Retired in Dumfries, Taylor soon turned his earlier allegiance from Heart of Midlothian to Dumfries’s own Queen of the South. He became highly active in the local community, deeply involved in the Riding for the Disabled charity, which uses horses as therapy for people with physical or learning disabilities.

He was a member of Dumfries Rotary, a member of the local committee of the Prince’s Trust for many years, chairman of Friends of the (Dumfries) Archives, vice-chair of the Retired Civil Service Fellowship and a past president of Dumfries Burns Club.

He also belonged to the Albert Club and the Marchmount Bowling Club on Moffat Road, Dumfries.

According to his only daughter Susan, the love of his life along with her mother, he also took immense pride in using his engineering skills on behalf of Remap, the national charity which looks to skilled volunteers such as Taylor to help disabled people by building or modifying equipment to suit their needs.

“He also thoroughly enjoyed night classes in Italian cookery,” Susan added, “possibly enhanced by being able to enjoy the part of the bottle of red wine not used in the cooking!
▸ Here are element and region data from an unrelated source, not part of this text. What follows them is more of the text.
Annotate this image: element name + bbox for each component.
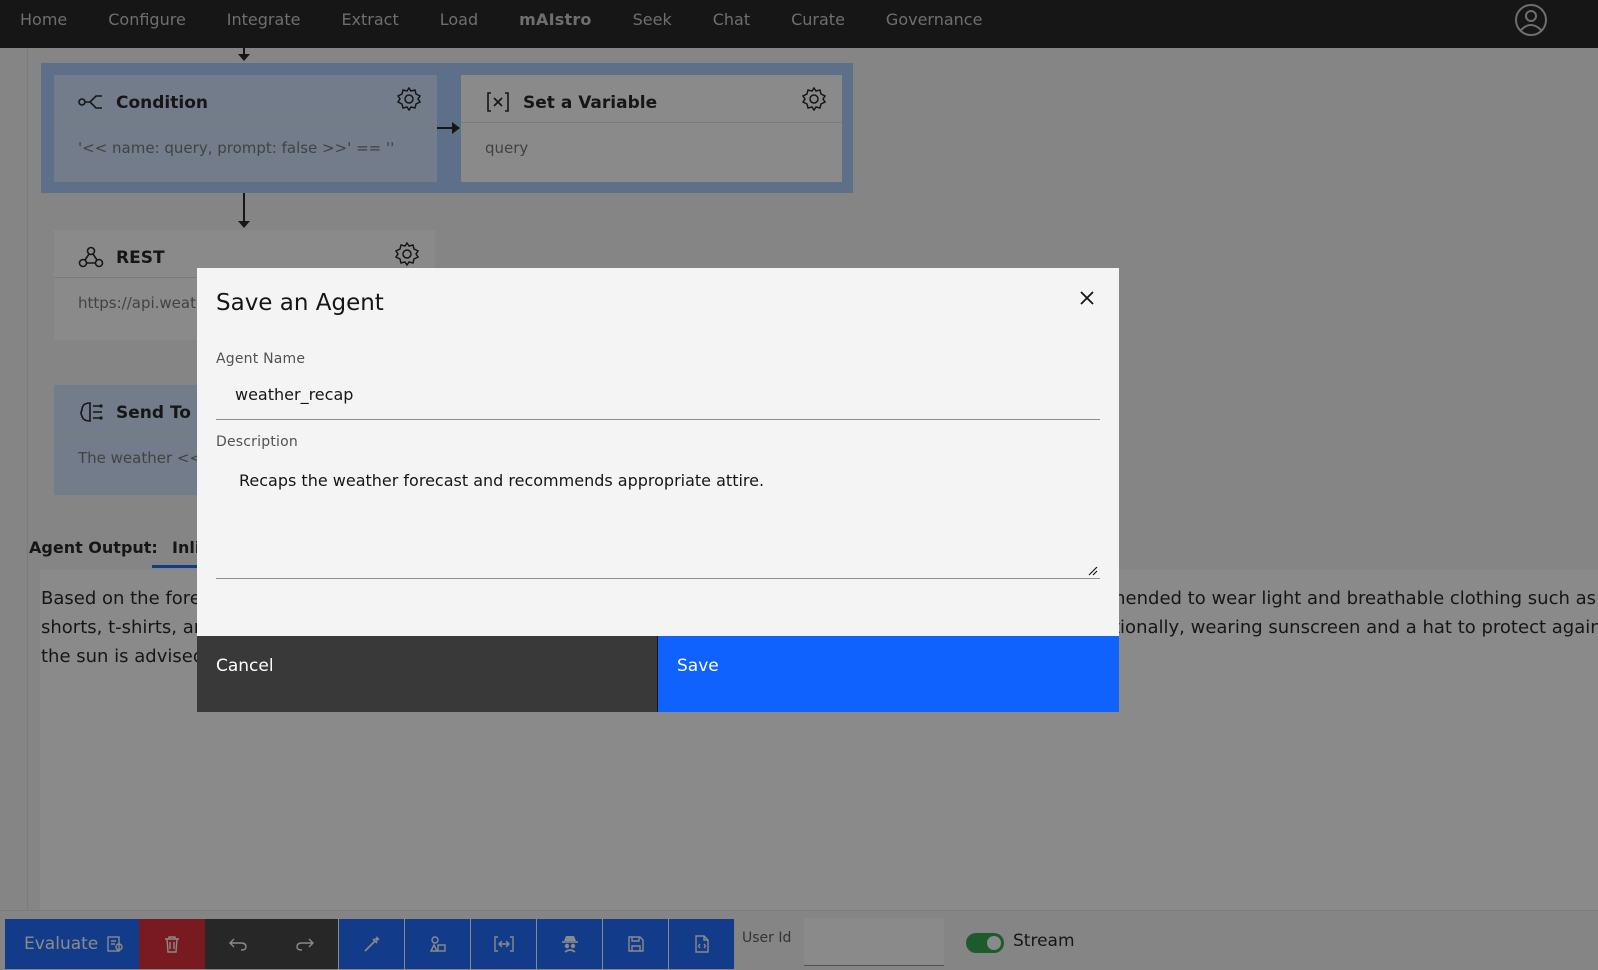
resize-handle-icon[interactable]: [1086, 564, 1098, 576]
agent-name-input[interactable]: weather_recap: [216, 372, 1100, 420]
modal-title: Save an Agent: [216, 290, 384, 316]
agent-name-label: Agent Name: [216, 351, 306, 367]
close-icon: [1080, 291, 1094, 305]
description-text: Recaps the weather forecast and recommen…: [239, 471, 765, 490]
cancel-button[interactable]: Cancel: [197, 636, 657, 712]
save-agent-modal: Save an Agent Agent Name weather_recap D…: [197, 268, 1119, 712]
close-button[interactable]: [1071, 282, 1103, 314]
description-label: Description: [216, 434, 298, 450]
modal-footer: Cancel Save: [197, 636, 1119, 712]
description-textarea[interactable]: Recaps the weather forecast and recommen…: [216, 455, 1100, 579]
save-button[interactable]: Save: [657, 636, 1119, 712]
He also enjoyed the odd whisky, or two.

“His great passion, of course, was the sea and shipping, for which he maintained a lifelong interest. He was always happy when researching shipping history, especially when there was a local connection, and he often gave talks on the subject.”

George Taylor is survived by his wife of 47 years, June, their daughter Susan, son-in-law Bruce and three-year-old grandson John.